The first woman to step forward said that even her cat wont drink the water out of her tap. She had been taken to the hospital after drinking some soup made for her with tap water. She explained that she had gotten a bill for over $900. “So now I am paying for something I don’t drink and paying $150 for bottled water a month. I take a shower and I itch. I was dehydrated from soup. But I am not about to lose my home. I have to choose between property tax and water. I’m 72 years old and getting tired, and my cat only has three or four more lives left.”
Her concerns were echoed by all the speakers. Many spoke of the rashes, skin irritation, and foul smell and taste of the water. Several speakers brought bottles taken from their taps to show the audience the brown color and sediment floating in it.
Among the most moving of the stories was that told by the mother of an autistic son. He looked forward to his bath every day as a way to calm himself. Now she has to keep him away from the tub. She explained that if he bathes in the water “he gets sick, his eyes are blood shot. He has a rash and a cough.”

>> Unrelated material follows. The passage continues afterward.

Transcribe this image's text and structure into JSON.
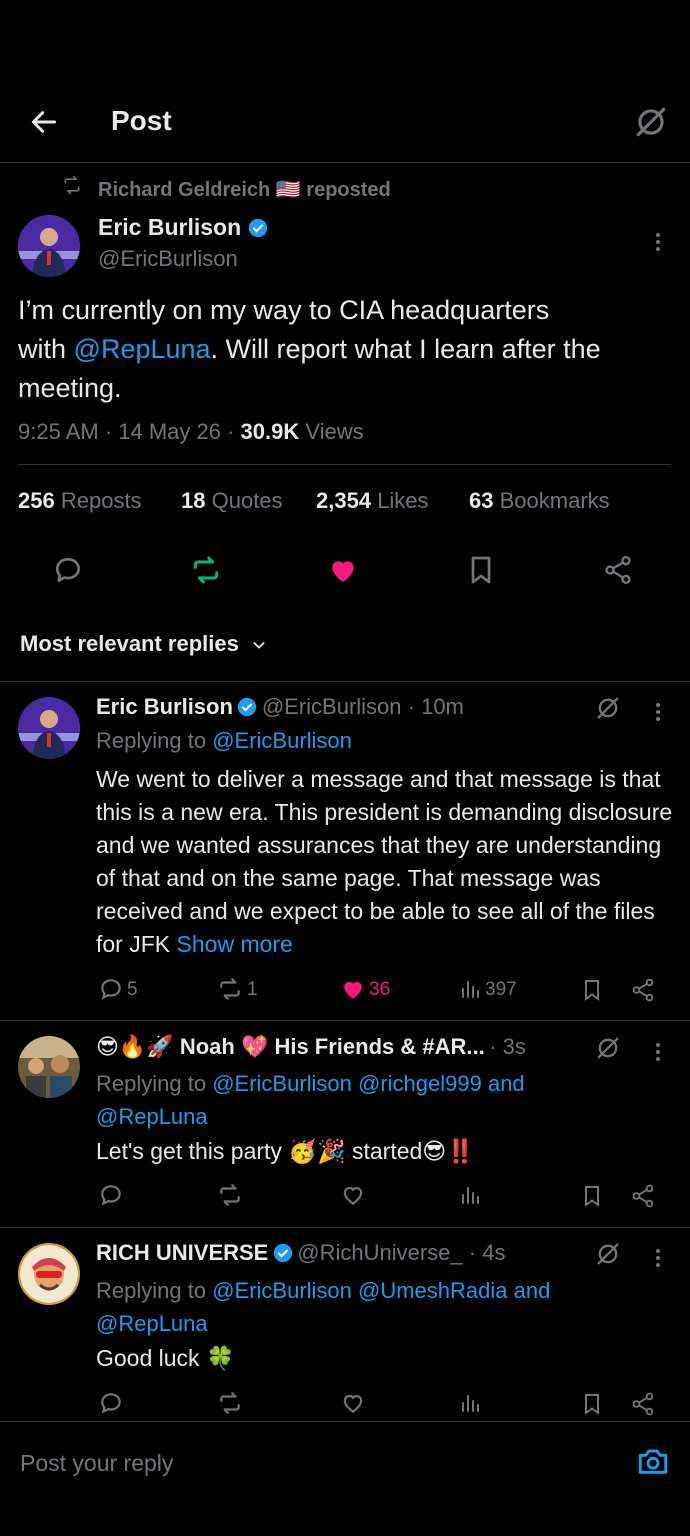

The last speaker of the day was a photojournalist who said that he had spent much of his time in Africa, where “the water is better.” He told the story of his hero, Gordon Parks, who had been challenged as a young photographer in the south to confront racial segregation. He had faced the question, “What are you going to do about it?”
The young man looked at the audience and said, “So I ask you, what are you going to do about it?”
Councilman Mays obviously responded, moving to reconnect Flint to Detroit Water. The only thing incomprehensible about this situation is why anyone, even an out of touch emergency manager, would refuse to act quickly to restore safe water to people.